Post-traumatic stress disorder (PTSD) is a maladaptive psychiatric response to disturbing experiences that affects many individuals over the course of a lifetime, but the biological processes underlying the disorder are poorly understood. Now, Ressler et al. have identified a sex-specific association of pituitary adenylate cyclase-activating polypeptide (PACAP) and its receptor (PAC1) with PTSD, which could be useful in improving the diagnosis and treatment of the disorder.

PACAP is a hormone that serves many biological functions, including regulation of the cellular stress response. To investigate the possible role of PACAP signalling in psychological stress, Ressler et al. studied a cohort of more than 1,200 highly traumatized subjects with and without PTSD.

They began by measuring levels of PACAP38 (a PACAP isoform containing 38 amino acid residues) in blood samples from 64 subjects. They found that in females, but not in males, PACAP38 levels correlated with the diagnosis and psychological symptoms of PTSD. Moreover, women — but not men — with high circulating levels of PACAP38 displayed an enhanced startle response in a fear-conditioning paradigm, providing physiological evidence for a link between PACAP signalling and stress responses in females.

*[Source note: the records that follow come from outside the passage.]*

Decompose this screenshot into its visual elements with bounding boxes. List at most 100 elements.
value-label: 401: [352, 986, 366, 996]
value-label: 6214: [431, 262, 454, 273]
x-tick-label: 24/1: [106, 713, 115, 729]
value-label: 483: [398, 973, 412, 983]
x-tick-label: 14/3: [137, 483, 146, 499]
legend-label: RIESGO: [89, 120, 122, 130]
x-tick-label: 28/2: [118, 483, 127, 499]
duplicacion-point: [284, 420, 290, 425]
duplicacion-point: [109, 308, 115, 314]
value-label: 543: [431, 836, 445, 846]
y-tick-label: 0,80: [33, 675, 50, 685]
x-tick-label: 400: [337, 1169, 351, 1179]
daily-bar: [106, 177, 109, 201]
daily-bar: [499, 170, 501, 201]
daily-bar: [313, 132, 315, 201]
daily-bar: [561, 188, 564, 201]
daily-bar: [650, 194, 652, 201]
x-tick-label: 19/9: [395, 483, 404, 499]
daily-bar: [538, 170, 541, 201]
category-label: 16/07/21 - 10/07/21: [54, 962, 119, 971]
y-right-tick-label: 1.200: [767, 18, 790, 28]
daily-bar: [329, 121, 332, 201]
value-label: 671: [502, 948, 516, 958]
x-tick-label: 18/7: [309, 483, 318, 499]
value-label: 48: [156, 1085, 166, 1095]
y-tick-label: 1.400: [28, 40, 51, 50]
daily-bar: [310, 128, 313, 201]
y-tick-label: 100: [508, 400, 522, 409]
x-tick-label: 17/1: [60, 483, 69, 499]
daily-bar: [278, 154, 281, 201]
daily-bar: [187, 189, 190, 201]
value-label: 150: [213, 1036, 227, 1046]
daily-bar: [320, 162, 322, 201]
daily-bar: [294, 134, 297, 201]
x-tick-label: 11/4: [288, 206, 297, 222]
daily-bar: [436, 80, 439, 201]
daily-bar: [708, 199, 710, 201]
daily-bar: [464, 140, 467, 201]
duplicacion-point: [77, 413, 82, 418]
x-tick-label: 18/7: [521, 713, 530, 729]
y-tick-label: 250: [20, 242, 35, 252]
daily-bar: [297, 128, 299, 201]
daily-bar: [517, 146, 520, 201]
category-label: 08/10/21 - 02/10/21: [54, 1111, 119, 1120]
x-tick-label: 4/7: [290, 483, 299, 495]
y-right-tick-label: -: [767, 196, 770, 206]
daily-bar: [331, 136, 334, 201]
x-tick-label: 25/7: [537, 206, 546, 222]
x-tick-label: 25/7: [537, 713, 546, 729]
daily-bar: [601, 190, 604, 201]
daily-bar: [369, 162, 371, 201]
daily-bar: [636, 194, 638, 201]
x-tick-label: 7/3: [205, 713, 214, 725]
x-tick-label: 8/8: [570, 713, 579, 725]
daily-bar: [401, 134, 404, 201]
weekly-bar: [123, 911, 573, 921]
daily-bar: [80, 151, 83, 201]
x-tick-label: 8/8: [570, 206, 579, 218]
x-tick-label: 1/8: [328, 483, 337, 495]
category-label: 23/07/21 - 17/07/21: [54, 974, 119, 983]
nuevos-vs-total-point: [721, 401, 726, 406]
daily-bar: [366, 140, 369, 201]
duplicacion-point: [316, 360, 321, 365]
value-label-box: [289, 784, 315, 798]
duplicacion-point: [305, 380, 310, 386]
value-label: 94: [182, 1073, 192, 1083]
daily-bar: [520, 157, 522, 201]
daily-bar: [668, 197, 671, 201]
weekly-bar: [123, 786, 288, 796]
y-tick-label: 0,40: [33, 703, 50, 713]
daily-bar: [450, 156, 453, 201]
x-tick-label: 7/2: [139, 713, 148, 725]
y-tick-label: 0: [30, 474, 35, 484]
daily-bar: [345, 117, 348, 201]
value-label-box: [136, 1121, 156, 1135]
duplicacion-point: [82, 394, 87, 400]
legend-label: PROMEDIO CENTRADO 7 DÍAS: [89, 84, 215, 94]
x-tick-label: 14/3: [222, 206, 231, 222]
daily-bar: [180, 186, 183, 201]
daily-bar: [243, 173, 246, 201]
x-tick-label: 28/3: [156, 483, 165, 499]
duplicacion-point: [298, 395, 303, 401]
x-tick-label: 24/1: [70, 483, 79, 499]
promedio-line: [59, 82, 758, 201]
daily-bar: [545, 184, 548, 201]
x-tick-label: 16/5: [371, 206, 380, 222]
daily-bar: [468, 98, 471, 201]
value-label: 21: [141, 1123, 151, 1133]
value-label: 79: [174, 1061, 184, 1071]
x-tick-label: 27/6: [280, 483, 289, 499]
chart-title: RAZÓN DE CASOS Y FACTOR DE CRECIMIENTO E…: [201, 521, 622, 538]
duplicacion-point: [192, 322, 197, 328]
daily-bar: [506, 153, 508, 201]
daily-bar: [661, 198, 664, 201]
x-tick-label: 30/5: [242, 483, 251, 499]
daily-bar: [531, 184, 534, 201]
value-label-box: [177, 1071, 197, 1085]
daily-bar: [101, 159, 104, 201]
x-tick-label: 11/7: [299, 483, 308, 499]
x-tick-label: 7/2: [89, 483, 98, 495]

in females, but not in males, PACAP38 levels correlated with the diagnosis and psychological symptoms of PTSD

Next, the authors searched for a genetic association between PTSD and variants of the genes encoding PACAP (ADCYAP1) and PAC1 (ADCYAP1R1) in a sample of over 1,200 individuals. Of the 44 single-nucleotide polymorphisms (SNPs) studied, only the ADCYAP1R1 SNP (designated rs2267735) showed an association with PTSD, and this link was found in females only. Importantly, this SNP occurs within the oestrogen response element of ADCYAP1R1. This complements studies showing that oestrogen modulates ADCYAP1R1 expression and could explain the sex-specific associations identified in the current study. As with PACAP38 levels, the presence of the rs2267735 SNP predicted a heightened startle response in a fear-conditioning paradigm in women.

Epigenetic mechanisms are thought to have a role in regulating the long-term effects of severe trauma. Consistent with this suggestion, Ressler et al. showed that methylation of the gene encoding PAC1 was associated with PTSD in a sex-independent manner.

To provide further validation of these findings, the authors used Pavlovian fear conditioning as a model of PTSD in rodents. Quantitative PCR revealed a 1.5-fold increase in Adcyap1r1 mRNA in the amygdala during consolidation of fear in mice. In addition, female rats implanted with oestrogen pellets exhibited higher levels of Adcyap1 transcripts in the bed nucleus of the stria terminalis — a region of the extended amygdala that is strongly influenced by sex hormones — than did female rats implanted with control pellets. Thus, oestrogen signalling seems to induce the expression of PACAP.

Together, these studies suggest that oestrogen-regulated PACAP signalling has a role in conferring vulnerability to a maladaptive response to severe trauma. The findings could explain why women are twice as susceptible as men to developing PTSD, and highlight possible biomarkers and therapeutic targets for the disorder.